Insomma, pensavamo che Parmalat fosse una multinazionale risanata e invece ci troviamo di fronte un'azienda «in crisi». Il che fa presagire altri interventi. Su stabilimenti produttivi, ma non solo. Secondo quanto hanno riferito alcuni partecipanti all'incontro, infatti, i manager di Parmalat hanno preannunciato operazioni di «semplificazione» anche sulla struttura corporate di Collecchio che occupa circa 500 persone impiegate in funzioni amministrative e gestionali.

La "testa" dell'azienda. Il timore è che ciò preluda alla progressiva concentrazione delle funzioni di comando del gruppo da Collecchio a Laval, in Francia, quartier generale di Lactalis. «Temiamo un intervento pesante tra ottobre e la fine dell'anno a Collecchio» afferma Luce Ferrari segretario generale della Flai a Parma. «Se questo accadrà - aggiunge - sarà la conferma che i francesi non hanno intenzione di lasciare la "testa" di Parmalat in Italia. La favoletta dei tempi dell'opa è finita».

Come hanno ricordato i sindacati nell'incontro, mentre era in corso l'opa «Lactalis aveva dichiarato di valutare l'opportunità di far confluire in Parmalat le proprie attività nel settore del latte confezionato» e hanno chiesto come le affermazioni di allora possano conciliarsi con le scelte di oggi.

Intanto, nonostante la maniacale riservatezza in puro stile Lactalis che ormai caratterizza anche Parmalat (l'ufficio comunicazione «non dispone» di informazioni sul numero di dipendenti di ciascun stabilimento italiano) continuano a trapelare i dettagli del piano targato Lactalis. Una buona notizia è che gli impianti Parmalat cominceranno a produrre latte anche per le marche private della grande distribuzione, cosa che l'azienda di Collecchio non aveva mai fatto prima.

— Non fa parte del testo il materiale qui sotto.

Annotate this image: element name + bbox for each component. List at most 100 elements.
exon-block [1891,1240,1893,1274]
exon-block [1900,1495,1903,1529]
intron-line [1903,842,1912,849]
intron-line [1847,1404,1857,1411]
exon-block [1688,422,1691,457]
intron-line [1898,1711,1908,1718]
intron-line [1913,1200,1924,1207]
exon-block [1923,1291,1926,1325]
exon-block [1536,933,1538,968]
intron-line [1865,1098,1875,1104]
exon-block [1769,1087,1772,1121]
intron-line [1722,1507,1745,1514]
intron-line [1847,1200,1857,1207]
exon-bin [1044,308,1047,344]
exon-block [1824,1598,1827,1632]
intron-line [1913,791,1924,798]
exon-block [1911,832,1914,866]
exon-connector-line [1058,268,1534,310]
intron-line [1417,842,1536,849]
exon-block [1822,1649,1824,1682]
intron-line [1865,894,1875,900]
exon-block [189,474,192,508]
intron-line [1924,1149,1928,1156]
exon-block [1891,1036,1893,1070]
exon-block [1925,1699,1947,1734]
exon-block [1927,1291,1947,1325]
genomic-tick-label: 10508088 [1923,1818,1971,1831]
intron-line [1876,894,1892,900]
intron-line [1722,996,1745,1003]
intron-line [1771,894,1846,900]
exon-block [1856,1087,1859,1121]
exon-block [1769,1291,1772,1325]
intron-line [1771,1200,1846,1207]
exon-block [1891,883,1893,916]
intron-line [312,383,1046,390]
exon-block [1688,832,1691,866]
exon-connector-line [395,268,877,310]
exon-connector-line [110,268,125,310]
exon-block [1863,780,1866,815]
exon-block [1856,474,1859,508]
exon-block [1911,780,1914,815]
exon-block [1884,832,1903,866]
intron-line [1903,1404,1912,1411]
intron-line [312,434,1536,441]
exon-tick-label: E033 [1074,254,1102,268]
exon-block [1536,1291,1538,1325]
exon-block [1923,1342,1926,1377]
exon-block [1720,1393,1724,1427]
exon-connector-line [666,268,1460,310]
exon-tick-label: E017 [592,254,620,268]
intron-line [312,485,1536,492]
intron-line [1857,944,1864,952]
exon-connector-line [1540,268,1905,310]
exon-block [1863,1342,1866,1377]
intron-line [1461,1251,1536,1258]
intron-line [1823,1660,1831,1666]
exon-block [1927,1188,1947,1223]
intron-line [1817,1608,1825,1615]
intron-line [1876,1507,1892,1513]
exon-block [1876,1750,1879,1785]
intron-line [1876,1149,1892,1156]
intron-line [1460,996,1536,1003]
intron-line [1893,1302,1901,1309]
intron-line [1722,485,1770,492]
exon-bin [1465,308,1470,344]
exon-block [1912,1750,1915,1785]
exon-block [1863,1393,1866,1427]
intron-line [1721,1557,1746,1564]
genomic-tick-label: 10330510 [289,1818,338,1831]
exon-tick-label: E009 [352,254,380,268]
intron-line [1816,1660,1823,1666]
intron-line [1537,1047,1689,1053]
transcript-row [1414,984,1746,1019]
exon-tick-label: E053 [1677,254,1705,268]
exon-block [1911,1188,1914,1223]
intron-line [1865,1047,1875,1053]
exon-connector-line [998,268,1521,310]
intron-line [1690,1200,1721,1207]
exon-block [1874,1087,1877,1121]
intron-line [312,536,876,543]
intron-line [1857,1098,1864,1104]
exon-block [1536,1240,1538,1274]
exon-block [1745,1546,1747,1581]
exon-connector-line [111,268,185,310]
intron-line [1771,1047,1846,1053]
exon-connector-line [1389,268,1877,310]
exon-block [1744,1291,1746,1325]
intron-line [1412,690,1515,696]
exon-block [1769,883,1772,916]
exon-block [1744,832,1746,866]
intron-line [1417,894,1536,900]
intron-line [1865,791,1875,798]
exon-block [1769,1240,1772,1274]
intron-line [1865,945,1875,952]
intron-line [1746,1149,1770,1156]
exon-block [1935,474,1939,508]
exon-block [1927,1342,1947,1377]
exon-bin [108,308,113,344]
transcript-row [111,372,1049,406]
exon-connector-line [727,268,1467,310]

Questo dovrebbe servire a far recuperare volumi, anche se con margini ridotti.

Come era prevedibile, proseguiranno le sinergie con Lactalis: dopo Italatte, la centrale unica di acquisto del latte che consente significative economie di scala, si dovrebbe intervenire sulla distribuzione in cui Lactalis, con Galbani, ha una capillarità e un'efficienza che potrebbero far comodo anche per i marchi Parmalat. Da quello che si sa, però, la risposta del mercato ai test effettuati finora non è stata entusiasmante.

Infine gli investimenti. Dei 60 milioni annunciati solo 32 sono destinati a rinnovare gli impianti e saranno effettuati in due anni e non in uno solo: meno due milioni all'anno per ogni impianto, considerato che dopo le tre chiusure annunciate e salvo altre razionalizzazioni, resteranno attivi in Italia solo nove stabilimenti. Gli altri 28 milioni saranno spesi in operazioni di marketing.

Nell'incontro di Roma è emersa tutta la preoccupazione del ministro Corrado Passera - che attraverso il suo rappresentante ha chiesto di incontrare direttamente i Besnier - garbatamente irritato per l'acquisizione di Lactalis Usa: «Il MiSe - si legge nel verbale - è preoccupato per il modo in cui le risorse accumulate siano state usate per un'acquisizione infragruppo e auspica che le altre risorse vengano utilizzate per allargare il perimetro del gruppo».